Do the libertarians who oppose the New World Order really want to surrender their decision making to computers? In the AOV, this is compared to using a pocket calculator to make decisions – except that pocket calculators don’t make decisions – they -er calculate.

After stating that the Earth’s soil is eroding at a rate of 1% per annum earlier in the film, it later says that food will be grown by hydroponics – no irony there?

Everything will be plugged into a central computer which will monitor all resources – is there any reason to believe that people will not be regarded as resources in this context?

In summary, there was nothing in the Activists’ Orientation Video which made me feel comfortable and I am deeply concerned that anybody who has had their eyes opened will think that this is the solution.

Sunday, April 12, 2009

VTV declares himself as TVP spokesman

V-RADIO: Another voice for the Venus Project.

Richard Stallman on the Zeitgeist Movement

The Zeitgeist Movement

2009-04-12

"I recently read the statement of principles of the Zeitgeist Movement
The first half, which criticizes the current economic system, seems to be valid more or less (there are points I don't know enough to be certain of).
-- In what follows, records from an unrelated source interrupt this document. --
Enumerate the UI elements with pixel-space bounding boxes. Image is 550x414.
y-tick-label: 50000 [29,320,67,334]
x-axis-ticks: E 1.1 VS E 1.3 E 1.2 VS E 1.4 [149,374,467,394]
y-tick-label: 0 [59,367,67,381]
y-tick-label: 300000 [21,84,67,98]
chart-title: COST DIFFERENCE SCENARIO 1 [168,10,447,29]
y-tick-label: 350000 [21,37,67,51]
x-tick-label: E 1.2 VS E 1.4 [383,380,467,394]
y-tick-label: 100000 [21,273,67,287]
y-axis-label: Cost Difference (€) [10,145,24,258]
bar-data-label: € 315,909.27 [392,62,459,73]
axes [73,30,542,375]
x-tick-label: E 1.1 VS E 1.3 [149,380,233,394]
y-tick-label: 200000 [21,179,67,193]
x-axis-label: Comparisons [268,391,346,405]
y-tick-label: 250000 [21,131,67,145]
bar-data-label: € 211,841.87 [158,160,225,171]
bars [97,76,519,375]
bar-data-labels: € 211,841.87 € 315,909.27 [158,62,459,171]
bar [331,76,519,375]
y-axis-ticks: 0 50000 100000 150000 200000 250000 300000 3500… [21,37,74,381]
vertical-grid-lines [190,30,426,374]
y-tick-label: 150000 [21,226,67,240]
However, the recommendations in the second half seem to have basic flaws. 
It proposes that we should entrust a computer system to decide how much to make of every sort of product. Given a well-formulated problem, with a choice between a limited set of products, and a clear idea of what they are useful for and who wants what, it might be feasible for a program to calculate an optimal solution. 
But real life is far more complicated than that. It might be feasible to calculate how much resources to put into "growing chocolate", but how could any centralized system decide how much to produce of the thousands of different kinds of chocolate candies, chocolate pastries, chocolate puddings. Each person might like one of these more than another because of subtle differences in taste and texture, which that person would be hard put to describe. 
The article also points out that societies can change values. That is true, but we don't know how to predict how they will change, let alone how to change them to order. Meanwhile, there are tremendous actual differences in values. Some value systems, such as the ones that motivate "honor killings", deserve to be morally condemned and rejected. But there are many other variations in values within the bounds of decency. 
Also, I saw no solution for dealing with one aspect of human nature: the tendency to compete for the admiration or envy of the neighbors. This drives competitive consumption, which is a major cause of waste. Wise people opt out of this, but if we want to lead everyone to opt out, I don't think exhortations to wisdom will suffice. We would need a method  that works. I don't know of one, but I don't see that the Zeitgeist Movement does either."